NASA said Tuesday that it won't land astronauts on the moon by 2024, as previously planned. Now the goal is 2025.
NASA Administrator Bill Nelson partially blamed Jeff Bezos's Blue Origin for the delay.
Nelson also expressed concerns that China could put astronauts on the moon before the US.
NASA is officially pushing back the timeline for its return to the moon.
The agency had been saying for years that it planned to put boots back on the lunar surface by 2024. But on Tuesday, its leaders finally admitted that timeline was unrealistic. Now, NASA aims to send astronauts to the moon on a SpaceX lander no earlier than 2025.
The agency also announced a nearly 39% increase in the cost of the program, bumping the previous $6.7 billion budget to a new estimate of $9.3 billion. That sum doesn't include the actual astronaut landing - just the development of the rockets and two test flights leading up to it.
When NASA does attempt to land astronauts on the moon - for the first time since 1972 - it plans to first launch them to space aboard its own Space Launch System rocket, which will then carry them to the moon. After that, the plan calls for NASA's Orion spaceship to rendezvous with SpaceX's Starship megarocket in orbit around the moon, so that the astronauts can climb aboard their lander.
But that's just the first step in the much larger program NASA calls "Artemis." Long-term, it involves building a moon-orbiting space station, establishing permanent facilities on the lunar surface, and eventually using this lunar base to send astronauts on to Mars. The agency aims to launch the first elements of its lunar space station, called Gateway, in 2024.
NASA officials said Tuesday that the moon-landing delay does not affect the schedule for those larger projects.
Elon Musk, the founder and CEO of SpaceX, previously said that the Trump administration's goal of landing humans on the moon by 2024 was "doable." Former NASA Administrator Jim Bridenstine agreed. But current NASA Administrator Bill Nelson said on Tuesday that timeline was "not grounded in technical feasibility," and that Congress has not given NASA enough money to move quickly.
Nelson also partially blamed the delay on Blue Origin, Jeff Bezos' rocket company. In April, Blue Origin joined competitor Dynetics to file a protest against NASA, alleging that the agency's decision to award the lunar-lander contract to SpaceX was "flawed." When the US Government Accountability Office denied that protest, Blue Origin sued NASA.

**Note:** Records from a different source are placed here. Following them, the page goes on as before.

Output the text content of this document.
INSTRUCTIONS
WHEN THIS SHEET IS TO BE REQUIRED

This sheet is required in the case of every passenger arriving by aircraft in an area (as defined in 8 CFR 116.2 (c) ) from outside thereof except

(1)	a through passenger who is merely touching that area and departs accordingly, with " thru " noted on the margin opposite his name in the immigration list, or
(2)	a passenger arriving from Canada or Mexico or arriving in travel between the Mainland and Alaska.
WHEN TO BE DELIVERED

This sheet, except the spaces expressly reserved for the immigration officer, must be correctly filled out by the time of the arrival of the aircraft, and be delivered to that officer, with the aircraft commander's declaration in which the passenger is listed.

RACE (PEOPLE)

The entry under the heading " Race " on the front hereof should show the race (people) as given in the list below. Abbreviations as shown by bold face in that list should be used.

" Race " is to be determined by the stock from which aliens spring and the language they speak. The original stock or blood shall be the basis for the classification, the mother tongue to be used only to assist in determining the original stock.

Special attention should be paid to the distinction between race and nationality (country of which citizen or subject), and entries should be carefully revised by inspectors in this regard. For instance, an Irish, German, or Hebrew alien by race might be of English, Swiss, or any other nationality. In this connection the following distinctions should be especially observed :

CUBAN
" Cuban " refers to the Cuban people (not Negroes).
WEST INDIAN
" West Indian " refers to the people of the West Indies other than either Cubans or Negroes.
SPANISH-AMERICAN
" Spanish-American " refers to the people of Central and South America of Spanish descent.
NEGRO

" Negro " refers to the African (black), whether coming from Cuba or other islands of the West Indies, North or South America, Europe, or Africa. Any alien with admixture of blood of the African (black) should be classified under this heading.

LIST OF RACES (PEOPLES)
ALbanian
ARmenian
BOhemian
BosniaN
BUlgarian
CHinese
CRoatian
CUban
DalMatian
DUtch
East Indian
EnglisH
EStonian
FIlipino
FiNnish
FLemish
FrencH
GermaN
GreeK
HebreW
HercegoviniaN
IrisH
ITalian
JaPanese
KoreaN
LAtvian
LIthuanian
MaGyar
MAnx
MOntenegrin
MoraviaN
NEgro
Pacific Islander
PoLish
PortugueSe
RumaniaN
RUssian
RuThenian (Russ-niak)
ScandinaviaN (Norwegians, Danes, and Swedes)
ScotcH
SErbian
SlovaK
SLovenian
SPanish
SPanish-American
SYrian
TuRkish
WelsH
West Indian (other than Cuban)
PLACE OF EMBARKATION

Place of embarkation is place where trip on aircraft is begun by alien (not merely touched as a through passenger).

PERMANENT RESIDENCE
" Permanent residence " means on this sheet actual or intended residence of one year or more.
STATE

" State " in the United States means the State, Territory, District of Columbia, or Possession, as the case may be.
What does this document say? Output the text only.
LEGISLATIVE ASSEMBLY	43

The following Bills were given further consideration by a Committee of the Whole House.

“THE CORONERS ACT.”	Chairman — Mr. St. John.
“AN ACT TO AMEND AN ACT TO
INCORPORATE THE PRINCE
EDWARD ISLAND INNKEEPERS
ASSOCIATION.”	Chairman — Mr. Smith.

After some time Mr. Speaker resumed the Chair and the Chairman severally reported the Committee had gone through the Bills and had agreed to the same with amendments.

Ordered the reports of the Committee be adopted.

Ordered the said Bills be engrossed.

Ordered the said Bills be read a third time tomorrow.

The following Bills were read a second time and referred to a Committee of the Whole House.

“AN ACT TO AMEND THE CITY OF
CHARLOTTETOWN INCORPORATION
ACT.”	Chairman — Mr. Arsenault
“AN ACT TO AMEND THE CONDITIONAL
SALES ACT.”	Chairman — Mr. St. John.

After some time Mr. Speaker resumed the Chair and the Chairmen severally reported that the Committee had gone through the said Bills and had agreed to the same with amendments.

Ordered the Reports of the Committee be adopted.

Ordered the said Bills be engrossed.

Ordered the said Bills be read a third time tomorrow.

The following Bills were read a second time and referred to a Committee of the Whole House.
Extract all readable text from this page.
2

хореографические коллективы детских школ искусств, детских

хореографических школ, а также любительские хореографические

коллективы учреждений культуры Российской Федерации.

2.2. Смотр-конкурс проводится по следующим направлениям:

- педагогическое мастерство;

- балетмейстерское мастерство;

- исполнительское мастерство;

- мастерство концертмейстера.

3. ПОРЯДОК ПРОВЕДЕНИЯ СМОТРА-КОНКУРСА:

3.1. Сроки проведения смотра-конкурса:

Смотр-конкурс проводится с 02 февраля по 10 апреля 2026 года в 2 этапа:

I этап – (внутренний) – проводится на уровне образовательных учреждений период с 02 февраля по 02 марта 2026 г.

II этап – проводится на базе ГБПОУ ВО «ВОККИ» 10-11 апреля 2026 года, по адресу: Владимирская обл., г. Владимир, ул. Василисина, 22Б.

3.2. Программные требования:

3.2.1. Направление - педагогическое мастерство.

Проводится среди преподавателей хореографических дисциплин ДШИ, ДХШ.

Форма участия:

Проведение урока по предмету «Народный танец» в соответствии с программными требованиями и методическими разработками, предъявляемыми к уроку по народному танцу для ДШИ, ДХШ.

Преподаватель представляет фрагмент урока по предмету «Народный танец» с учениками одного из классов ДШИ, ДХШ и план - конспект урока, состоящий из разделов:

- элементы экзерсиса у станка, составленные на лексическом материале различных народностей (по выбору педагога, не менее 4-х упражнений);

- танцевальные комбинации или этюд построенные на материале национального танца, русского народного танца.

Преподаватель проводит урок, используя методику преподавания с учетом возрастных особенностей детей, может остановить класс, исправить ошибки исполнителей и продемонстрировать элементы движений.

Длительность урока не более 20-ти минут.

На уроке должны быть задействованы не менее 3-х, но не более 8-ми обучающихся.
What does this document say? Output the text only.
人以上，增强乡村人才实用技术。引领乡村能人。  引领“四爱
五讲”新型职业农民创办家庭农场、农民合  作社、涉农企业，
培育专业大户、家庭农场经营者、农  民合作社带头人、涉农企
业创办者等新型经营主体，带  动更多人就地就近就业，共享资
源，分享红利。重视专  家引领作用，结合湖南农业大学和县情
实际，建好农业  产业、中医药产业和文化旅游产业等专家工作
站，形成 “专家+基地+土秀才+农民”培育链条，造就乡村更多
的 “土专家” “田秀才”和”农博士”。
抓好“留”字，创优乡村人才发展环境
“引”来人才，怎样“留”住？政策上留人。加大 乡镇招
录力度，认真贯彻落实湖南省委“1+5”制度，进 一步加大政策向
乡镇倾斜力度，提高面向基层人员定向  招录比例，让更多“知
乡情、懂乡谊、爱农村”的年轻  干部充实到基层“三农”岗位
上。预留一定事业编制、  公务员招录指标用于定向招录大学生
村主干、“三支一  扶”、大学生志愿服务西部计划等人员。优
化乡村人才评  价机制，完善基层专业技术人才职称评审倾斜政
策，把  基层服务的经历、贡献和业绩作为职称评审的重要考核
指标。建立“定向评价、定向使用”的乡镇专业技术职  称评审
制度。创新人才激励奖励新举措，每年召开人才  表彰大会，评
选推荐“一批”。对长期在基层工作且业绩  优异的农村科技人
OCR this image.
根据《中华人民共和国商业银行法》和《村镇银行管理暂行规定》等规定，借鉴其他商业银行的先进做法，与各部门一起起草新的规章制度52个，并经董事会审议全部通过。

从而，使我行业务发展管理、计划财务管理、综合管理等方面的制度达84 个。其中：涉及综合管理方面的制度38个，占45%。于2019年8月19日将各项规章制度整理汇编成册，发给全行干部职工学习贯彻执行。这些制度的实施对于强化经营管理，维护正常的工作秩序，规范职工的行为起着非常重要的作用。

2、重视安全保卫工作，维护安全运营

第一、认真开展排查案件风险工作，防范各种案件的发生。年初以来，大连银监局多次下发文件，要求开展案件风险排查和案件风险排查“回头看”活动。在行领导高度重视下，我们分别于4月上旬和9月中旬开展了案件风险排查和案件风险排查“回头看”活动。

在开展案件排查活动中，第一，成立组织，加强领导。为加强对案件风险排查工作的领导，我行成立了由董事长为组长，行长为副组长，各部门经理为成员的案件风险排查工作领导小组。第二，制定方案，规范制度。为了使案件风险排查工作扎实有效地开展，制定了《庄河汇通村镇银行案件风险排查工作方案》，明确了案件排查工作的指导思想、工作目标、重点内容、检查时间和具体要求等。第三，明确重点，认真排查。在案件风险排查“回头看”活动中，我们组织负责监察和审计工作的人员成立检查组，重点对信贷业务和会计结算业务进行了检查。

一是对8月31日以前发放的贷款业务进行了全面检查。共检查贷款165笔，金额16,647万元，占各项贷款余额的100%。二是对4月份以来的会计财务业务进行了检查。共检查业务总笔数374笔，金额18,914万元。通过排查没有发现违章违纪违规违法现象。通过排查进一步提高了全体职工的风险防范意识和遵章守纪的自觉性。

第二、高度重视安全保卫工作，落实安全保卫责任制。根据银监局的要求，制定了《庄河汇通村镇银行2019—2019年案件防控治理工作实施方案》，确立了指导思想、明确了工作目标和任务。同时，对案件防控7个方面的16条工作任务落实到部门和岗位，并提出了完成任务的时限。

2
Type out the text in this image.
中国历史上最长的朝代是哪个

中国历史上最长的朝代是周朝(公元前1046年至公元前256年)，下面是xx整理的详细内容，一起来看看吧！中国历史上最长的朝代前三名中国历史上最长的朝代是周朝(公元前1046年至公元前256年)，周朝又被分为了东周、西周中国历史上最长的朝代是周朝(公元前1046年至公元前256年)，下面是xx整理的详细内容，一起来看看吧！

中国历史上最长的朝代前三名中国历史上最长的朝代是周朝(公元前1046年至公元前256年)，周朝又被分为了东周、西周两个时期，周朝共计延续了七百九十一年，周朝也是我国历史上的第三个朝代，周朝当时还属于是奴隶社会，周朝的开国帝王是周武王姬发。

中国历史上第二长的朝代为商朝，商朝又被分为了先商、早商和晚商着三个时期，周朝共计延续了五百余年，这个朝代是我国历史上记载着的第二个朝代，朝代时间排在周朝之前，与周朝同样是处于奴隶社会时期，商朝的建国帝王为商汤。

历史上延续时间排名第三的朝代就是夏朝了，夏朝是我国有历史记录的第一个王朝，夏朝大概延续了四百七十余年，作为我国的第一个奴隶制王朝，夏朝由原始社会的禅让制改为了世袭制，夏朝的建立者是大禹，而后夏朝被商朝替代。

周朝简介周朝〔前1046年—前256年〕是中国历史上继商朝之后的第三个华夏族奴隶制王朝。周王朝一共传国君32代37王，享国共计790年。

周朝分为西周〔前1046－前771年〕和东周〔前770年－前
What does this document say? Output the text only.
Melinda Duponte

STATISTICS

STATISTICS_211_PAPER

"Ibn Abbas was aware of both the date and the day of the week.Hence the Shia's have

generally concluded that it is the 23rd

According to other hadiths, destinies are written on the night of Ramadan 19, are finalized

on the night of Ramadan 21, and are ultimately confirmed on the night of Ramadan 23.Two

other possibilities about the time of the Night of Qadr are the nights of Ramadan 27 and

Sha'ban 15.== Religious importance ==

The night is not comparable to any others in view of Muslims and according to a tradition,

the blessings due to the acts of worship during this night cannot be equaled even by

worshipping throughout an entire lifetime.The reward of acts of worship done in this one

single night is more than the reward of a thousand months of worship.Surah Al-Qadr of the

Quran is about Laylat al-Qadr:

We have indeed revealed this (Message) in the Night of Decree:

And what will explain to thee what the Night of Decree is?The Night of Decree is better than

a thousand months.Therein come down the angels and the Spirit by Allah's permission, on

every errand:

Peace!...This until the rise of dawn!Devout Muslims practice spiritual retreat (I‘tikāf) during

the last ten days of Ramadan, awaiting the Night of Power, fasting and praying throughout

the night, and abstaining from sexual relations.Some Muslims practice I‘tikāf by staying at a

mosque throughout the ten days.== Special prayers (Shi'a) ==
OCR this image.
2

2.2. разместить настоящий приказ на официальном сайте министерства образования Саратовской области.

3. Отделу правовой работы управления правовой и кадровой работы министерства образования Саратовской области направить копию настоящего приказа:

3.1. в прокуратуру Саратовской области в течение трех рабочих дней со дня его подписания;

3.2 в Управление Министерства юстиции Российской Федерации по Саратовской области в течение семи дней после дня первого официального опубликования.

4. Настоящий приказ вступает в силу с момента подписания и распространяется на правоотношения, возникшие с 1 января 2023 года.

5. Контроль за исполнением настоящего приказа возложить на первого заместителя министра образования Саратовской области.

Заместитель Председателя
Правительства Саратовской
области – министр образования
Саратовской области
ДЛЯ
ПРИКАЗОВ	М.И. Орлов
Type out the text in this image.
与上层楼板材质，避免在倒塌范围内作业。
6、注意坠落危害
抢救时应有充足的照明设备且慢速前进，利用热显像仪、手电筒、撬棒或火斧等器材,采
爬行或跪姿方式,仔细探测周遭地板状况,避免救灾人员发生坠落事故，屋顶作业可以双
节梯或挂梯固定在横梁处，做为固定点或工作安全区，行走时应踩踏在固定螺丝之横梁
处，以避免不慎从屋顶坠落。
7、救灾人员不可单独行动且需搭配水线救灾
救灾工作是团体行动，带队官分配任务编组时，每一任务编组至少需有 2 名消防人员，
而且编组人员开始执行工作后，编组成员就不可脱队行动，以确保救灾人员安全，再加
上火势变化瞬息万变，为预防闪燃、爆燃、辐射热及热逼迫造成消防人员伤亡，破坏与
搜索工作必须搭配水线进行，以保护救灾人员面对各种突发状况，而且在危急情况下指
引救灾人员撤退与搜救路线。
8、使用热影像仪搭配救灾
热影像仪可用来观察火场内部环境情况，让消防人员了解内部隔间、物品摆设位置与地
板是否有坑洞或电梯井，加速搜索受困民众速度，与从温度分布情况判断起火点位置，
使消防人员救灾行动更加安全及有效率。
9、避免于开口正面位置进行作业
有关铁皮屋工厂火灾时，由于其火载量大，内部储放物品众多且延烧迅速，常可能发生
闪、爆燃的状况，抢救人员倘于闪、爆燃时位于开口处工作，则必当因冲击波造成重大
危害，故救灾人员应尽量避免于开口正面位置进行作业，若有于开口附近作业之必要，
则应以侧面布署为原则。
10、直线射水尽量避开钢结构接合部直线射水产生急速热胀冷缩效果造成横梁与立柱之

Standard procedure required that NASA and SpaceX stop working on their lunar lander while the protest and lawsuit progressed. But on Thursday, a federal judge ruled against Blue Origin, effectively ending the lawsuit. Now work on the lunar Starship can resume.
"Our teams need time to speak now with SpaceX about the human landing system. We've lost nearly seven months in litigation and that likely has pushed the first human landing, likely, to no earlier than 2025," Nelson said in a press conference on Tuesday.
Nelson wasn't the first to say that a 2024 moon landing was unrealistic, though. Industry experts have been saying the same for years, and an August report from the NASA Office of the Inspector General said the timeline was "not feasible."
"We are going to be as aggressive as we can be in a safe and technically feasible way," Nelson said.
China could beat the US to the moon
Before NASA can put astronauts on the moon again, it must still finish testing its Space Launch System and then send it into space. The rocket and its Orion spaceship are scheduled to fly around the moon without a crew for the first time in February.
After that, NASA is planning a similar flight around the moon with astronauts on board. That mission was previously scheduled for April 2023, but Nelson said Tuesday that the agency now plans to launch it in May 2024.
At some point, SpaceX must also land Starship on the moon without a crew in order to show that it can safely carry astronauts.
While all that's happening, Nelson said, it's possible China will make put its own astronauts (called taikonauts) on the moon first.
"The Chinese space program is increasingly capable of landing Chinese taikonauts much, much earlier than originally expected," he said.
Already this year, China launched the first module of its own space station and has flown two taikonaut crews to it. China's space agency also landed a rover on Mars in February, with plans to eventually bring samples back to Earth. China and Russia also unveiled plans for their own lunar base with a moon-orbiting space station.
However, China has not announced any plans to send taikonauts to the lunar surface this decade.
"We have every reason to believe that we have a competitor, a very aggressive competitor, in the Chinese going back to the moon with taikonauts. And it's the position of NASA and, I believe, the United States government that we want to be there first," Nelson said.